Вскоре разгул у кабака прекратился. Белобородов, прихрамывая, шел осматривать завод, вел в пути разговоры с мастерами. То один, то другой работник говорил:
– На заводе нашем людишки всякие. А как услыхал народ, что твоя милость к нам припожаловала, углежоги с куреней да дровосеки набежали – народ оголтелый, им всласть винца пожрать, душа горит. Эвот на той неделе боле сорока семейств пригнали с Расеи, их какой-то барин в карты проиграл нашему хозяину. Ну так им терять нечего... Ухорезы! Так уж ты, господин полковник, не перекладай их охальничанья на нас, людей работных. Мы-то, коренные работники, званья не возьмем безобразить...
– Ну да ведь я рабочий люд довольно знаю, – сказал Белобородов, ласково посматривая в серьезные лица мастеров и подмастерьев. – Они и на работу люты, и в ратном деле хоть куда. А много ли коренных-то у вас?
– Да сот до пяти, отец. А всего-то людства поди в четыре тыщи не уложишь. Ведь у нас башкирцев да татар с черемисами немало. Ты, отец, построже с кобылкой-то востропятой, с буянами...
Пока Белобородов, в сопровождении мастеров, осматривал завод, толпа, хотя и лишенная соблазна выпить, все же продолжала шуметь и колобродить.

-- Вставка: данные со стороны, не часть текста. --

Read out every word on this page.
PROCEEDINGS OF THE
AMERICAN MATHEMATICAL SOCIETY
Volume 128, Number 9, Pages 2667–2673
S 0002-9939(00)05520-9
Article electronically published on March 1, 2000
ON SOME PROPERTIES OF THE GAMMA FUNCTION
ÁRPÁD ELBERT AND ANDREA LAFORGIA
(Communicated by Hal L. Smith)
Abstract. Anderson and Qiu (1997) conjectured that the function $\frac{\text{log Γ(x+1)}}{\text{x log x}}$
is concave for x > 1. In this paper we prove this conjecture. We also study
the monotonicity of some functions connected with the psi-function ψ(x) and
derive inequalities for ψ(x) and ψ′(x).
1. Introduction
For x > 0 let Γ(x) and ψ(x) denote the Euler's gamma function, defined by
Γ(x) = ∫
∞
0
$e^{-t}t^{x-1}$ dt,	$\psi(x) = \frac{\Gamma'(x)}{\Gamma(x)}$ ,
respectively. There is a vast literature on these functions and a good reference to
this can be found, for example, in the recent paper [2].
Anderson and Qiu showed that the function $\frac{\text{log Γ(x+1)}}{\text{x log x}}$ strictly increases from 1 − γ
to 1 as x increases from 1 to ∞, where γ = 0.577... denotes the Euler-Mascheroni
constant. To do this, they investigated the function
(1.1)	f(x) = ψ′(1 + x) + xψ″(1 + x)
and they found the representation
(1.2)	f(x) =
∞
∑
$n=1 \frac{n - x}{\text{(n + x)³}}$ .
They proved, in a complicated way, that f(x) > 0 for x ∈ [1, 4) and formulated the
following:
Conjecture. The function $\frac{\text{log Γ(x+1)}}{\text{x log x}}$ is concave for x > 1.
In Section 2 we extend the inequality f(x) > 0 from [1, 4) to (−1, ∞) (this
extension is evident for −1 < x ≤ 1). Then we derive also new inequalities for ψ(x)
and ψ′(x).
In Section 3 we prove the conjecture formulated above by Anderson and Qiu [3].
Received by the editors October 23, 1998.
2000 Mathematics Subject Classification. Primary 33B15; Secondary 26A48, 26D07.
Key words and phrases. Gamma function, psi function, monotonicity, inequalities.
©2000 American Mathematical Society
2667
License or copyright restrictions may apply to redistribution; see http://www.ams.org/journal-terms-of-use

Белобородов пока что смотрел на дурачества толпы сквозь пальцы (пусть душу отведут!), он только выставил охрану на заводе и возле казенных складов. Его отряд возрос теперь до шестисот человек. Наименовав всех казаками, он разбил толпу на три части: русские, башкирцы, черемисы; над каждой частью поставил по сотнику. Каждому из сотников сочинил особую инструкцию: «Накрепко подтверждаю, что воинские команды содержать во всякой строгости и крайне наблюдать, чтоб было все в единодушном его императорскому величеству усердии. А если кто из казаков оказываться будет в самовольствах, озорничествах и вам в непослушании, таких упорственников наказывать вам без всякой пощады плетьми: русских при собрании русской и татарской команд, татар – при собрании татарской и русской команд. Ежели же и затем кто окажется в наивящем своем упорстве, то уже, для настоящего усмирения, присылать ко мне».